Hunter and Rudd reported a case of HRS with an associated proximal radius fracture, and they stated that the fracture was most likely due to birth injury . This is a possible explanation in our case. However, the history of pain in this patient did not begin at birth but only developed about 2 weeks before presentation. The parents reported that they attempted to straighten their child’s elbows repeatedly based on the advice of their relatives. Therefore, we believe that manipulation performed by the parents could have been the cause of the fractures. We propose that early diagnosis and education of family members may prevent the incidence of radius fractures in HRS patients, especially when dealing with families of low education level.
Most HRS patients do well with non-operative management, particularly if the elbow is fixed in a functional position . The value of surgical intervention in HRS is uncertain. Although success in the form of good post-operative elbow range of motion has been reported , there are significant concerns in the literature about possible recurrence and need for reoperation [6, 7]. Operative treatment is not recommended when dealing with congenital fusion around the elbow except in bilateral involvement with functional disabilities .
Different surgical techniques have been reported to promote patient motor function. Sahdi et al. utilized a modified French osteotomy (from 30° to 90° of elbow flexion) in a four-year-old boy with bilateral HRS . Kakarala et al.  used distraction osteogenesis (from 70° to 110° of elbow flexion) in a 13-year-old patient with bilateral congenital humeroradioulnar synostosis. Both studies reported improved functional outcomes post-operatively.
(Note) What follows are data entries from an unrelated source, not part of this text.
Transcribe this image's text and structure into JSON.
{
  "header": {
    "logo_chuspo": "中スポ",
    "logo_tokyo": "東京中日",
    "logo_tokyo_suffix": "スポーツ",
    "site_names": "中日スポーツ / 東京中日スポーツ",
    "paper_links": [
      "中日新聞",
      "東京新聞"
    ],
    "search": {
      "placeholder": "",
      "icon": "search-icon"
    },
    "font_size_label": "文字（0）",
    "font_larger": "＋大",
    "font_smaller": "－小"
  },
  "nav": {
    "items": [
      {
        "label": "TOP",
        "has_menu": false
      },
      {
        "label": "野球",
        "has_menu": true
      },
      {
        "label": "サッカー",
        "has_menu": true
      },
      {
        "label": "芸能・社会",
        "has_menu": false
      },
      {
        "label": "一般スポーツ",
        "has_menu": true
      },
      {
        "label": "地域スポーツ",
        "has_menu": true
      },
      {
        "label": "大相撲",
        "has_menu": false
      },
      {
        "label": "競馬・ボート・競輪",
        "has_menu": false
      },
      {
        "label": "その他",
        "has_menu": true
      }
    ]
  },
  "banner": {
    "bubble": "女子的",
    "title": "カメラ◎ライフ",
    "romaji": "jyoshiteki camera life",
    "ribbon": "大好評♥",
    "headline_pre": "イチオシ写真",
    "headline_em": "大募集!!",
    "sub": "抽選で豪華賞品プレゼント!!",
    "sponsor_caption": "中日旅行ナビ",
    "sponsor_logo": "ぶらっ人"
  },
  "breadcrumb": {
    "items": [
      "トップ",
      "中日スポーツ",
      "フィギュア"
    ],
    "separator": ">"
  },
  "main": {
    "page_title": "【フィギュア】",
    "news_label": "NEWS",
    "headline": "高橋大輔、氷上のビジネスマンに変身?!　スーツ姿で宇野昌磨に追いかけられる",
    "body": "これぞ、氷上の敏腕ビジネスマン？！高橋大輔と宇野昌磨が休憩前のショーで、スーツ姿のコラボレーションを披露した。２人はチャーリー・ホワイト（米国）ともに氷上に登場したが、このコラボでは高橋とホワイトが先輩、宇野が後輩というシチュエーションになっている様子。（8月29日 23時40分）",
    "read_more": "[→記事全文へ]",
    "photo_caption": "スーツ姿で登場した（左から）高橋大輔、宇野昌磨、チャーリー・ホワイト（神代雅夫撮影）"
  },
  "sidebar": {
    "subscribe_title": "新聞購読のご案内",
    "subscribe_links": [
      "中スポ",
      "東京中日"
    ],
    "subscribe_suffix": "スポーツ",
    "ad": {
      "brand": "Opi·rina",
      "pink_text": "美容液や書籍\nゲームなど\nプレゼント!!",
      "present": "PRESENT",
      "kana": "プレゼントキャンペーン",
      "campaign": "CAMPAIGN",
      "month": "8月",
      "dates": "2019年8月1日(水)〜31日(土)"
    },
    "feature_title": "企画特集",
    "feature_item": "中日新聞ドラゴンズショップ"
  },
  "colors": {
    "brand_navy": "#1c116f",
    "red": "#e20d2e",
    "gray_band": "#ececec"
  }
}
We chose to adopt the conservative treatment option recommended by Nema et al.  in treating this child because majority of these patients do well, especially if it is an isolated anomaly. Furthermore, he is too young for surgical intervention as most of the reported surgical interventions were performed on older children [10, 11]. Moreover, there is no solid evidence of the superiority of operative over conservative treatments for this condition. Nevertheless, if significant functional limitation is detected in future follow-up appointments, surgical intervention will be considered.
HRS in both elbows is an uncommon condition that can present with proximal radius fractures. Early diagnosis and parental counselling, specifically for those with low educational levels, could prevent the occurrence of fractures in these patients.
Statement of Ethics
Written informed consent was obtained from the patient’s father for publication of this case report and accompanying images.
Conflict of Interest Statement
The author declares no explicit and potential conflicts of interest associated with the publication of this article.
The author received no funding relevant to this study.